I radicchi sono delle cicorie una specie diversa dalle lattughe, la cicoria intybus è selvatica anche nei nostri prati, fa un bel fiore azzurro. È stata selezionata principalmente in Veneto, una volta qua veniva coltivata nei prati: è quello che chiamiamo truset noi lo coltiviamo ancora nel prato, taglio l’erba tutta l’estate e poi in inverno lo raccogliamo. Poi hanno selezionato delle varietà più grosse, sempre in Veneto. Il truset si semina in estate, poi a volte vive anche due anni, di solito si semina a luglio-agosto, poi cresce in autunno, si raccoglie fino alla primavera, poi fa il seme e una parte passa l’inverno, poi in mezzo al prato qualcosa rinasce.

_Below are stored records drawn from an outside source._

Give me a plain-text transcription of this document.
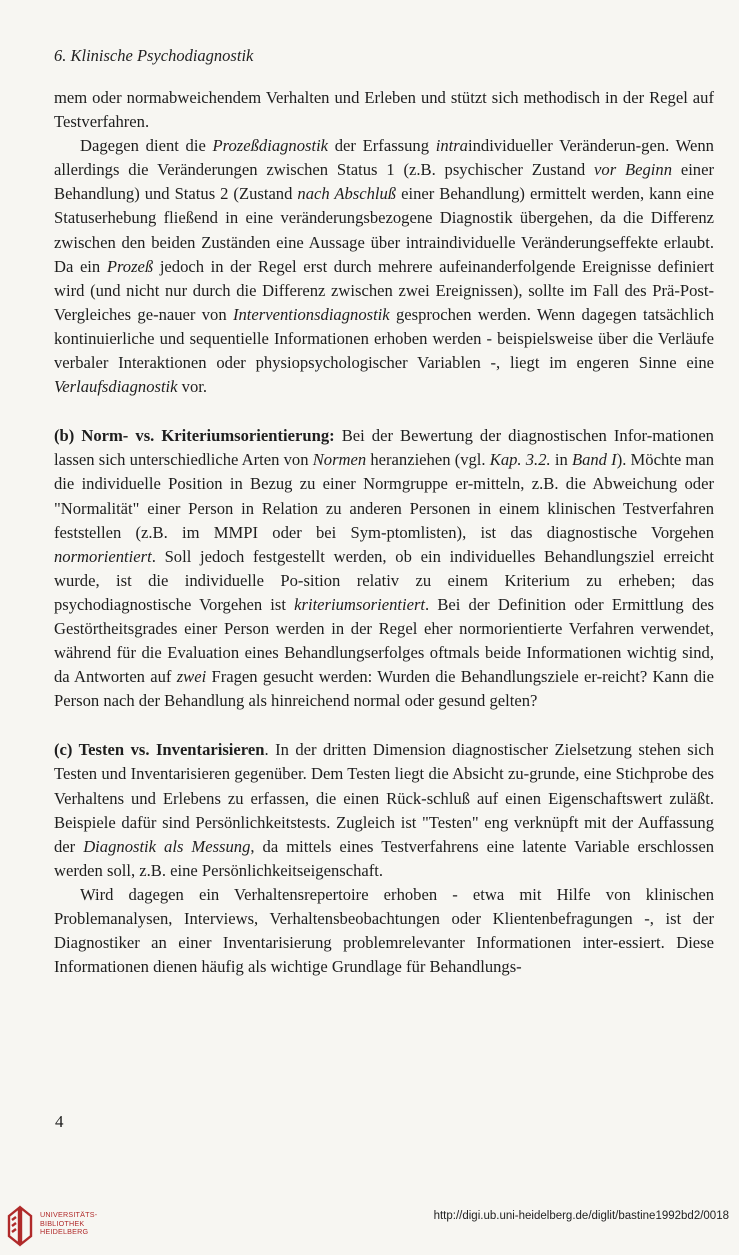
6. Klinische Psychodiagnostik

mem oder normabweichendem Verhalten und Erleben und stützt sich methodisch in der Regel auf Testverfahren.

Dagegen dient die Prozeßdiagnostik der Erfassung intraindividueller Veränderun-gen. Wenn allerdings die Veränderungen zwischen Status 1 (z.B. psychischer Zustand vor Beginn einer Behandlung) und Status 2 (Zustand nach Abschluß einer Behandlung) ermittelt werden, kann eine Statuserhebung fließend in eine veränderungsbezogene Diagnostik übergehen, da die Differenz zwischen den beiden Zuständen eine Aussage über intraindividuelle Veränderungseffekte erlaubt. Da ein Prozeß jedoch in der Regel erst durch mehrere aufeinanderfolgende Ereignisse definiert wird (und nicht nur durch die Differenz zwischen zwei Ereignissen), sollte im Fall des Prä-Post-Vergleiches ge-nauer von Interventionsdiagnostik gesprochen werden. Wenn dagegen tatsächlich kontinuierliche und sequentielle Informationen erhoben werden - beispielsweise über die Verläufe verbaler Interaktionen oder physiopsychologischer Variablen -, liegt im engeren Sinne eine Verlaufsdiagnostik vor.

(b) Norm- vs. Kriteriumsorientierung: Bei der Bewertung der diagnostischen Infor-mationen lassen sich unterschiedliche Arten von Normen heranziehen (vgl. Kap. 3.2. in Band I). Möchte man die individuelle Position in Bezug zu einer Normgruppe er-mitteln, z.B. die Abweichung oder "Normalität" einer Person in Relation zu anderen Personen in einem klinischen Testverfahren feststellen (z.B. im MMPI oder bei Sym-ptomlisten), ist das diagnostische Vorgehen normorientiert. Soll jedoch festgestellt werden, ob ein individuelles Behandlungsziel erreicht wurde, ist die individuelle Po-sition relativ zu einem Kriterium zu erheben; das psychodiagnostische Vorgehen ist kriteriumsorientiert. Bei der Definition oder Ermittlung des Gestörtheitsgrades einer Person werden in der Regel eher normorientierte Verfahren verwendet, während für die Evaluation eines Behandlungserfolges oftmals beide Informationen wichtig sind, da Antworten auf zwei Fragen gesucht werden: Wurden die Behandlungsziele er-reicht? Kann die Person nach der Behandlung als hinreichend normal oder gesund gelten?

(c) Testen vs. Inventarisieren. In der dritten Dimension diagnostischer Zielsetzung stehen sich Testen und Inventarisieren gegenüber. Dem Testen liegt die Absicht zu-grunde, eine Stichprobe des Verhaltens und Erlebens zu erfassen, die einen Rück-schluß auf einen Eigenschaftswert zuläßt. Beispiele dafür sind Persönlichkeitstests. Zugleich ist "Testen" eng verknüpft mit der Auffassung der Diagnostik als Messung, da mittels eines Testverfahrens eine latente Variable erschlossen werden soll, z.B. eine Persönlichkeitseigenschaft.

Wird dagegen ein Verhaltensrepertoire erhoben - etwa mit Hilfe von klinischen Problemanalysen, Interviews, Verhaltensbeobachtungen oder Klientenbefragungen -, ist der Diagnostiker an einer Inventarisierung problemrelevanter Informationen inter-essiert. Diese Informationen dienen häufig als wichtige Grundlage für Behandlungs-

4
UNIVERSITÄTS-
BIBLIOTHEK
HEIDELBERG
http://digi.ub.uni-heidelberg.de/diglit/bastine1992bd2/0018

Invece gli altri radicchi facciamo come l’insalata: trapiantiamo il piantino, togli l’erba, lo bagni, cresce e quando arriva il freddo si chiude e fa la testa. Il radicchio è tipicamente italiano, lo piantano in pochi posti del mondo. Chi ama un po’ l’amarognolo li trova molto buoni, sicuramente sono più gustosi della lattuga perché hanno proprio gusto, sono una cosa diversa. Il radicchio dei prati è un ortaggio che sta lì d’inverno, per me è interessante perché è un prato, ne ho piantato quasi 1 ettaro e poi dentro c’è l’erba e quando inizia a crescere l’erba gli passo sopra, lui sta lì, un po’ monta, poi cadono i semi, ne nasce un po’ e io lo affieno insieme all’erba come tutto l’altro e poi quest’autunno inizio di nuovo a raccoglierlo. Quindi ho un raccolto dentro un altro raccolto, è una vera consociazione, questa”.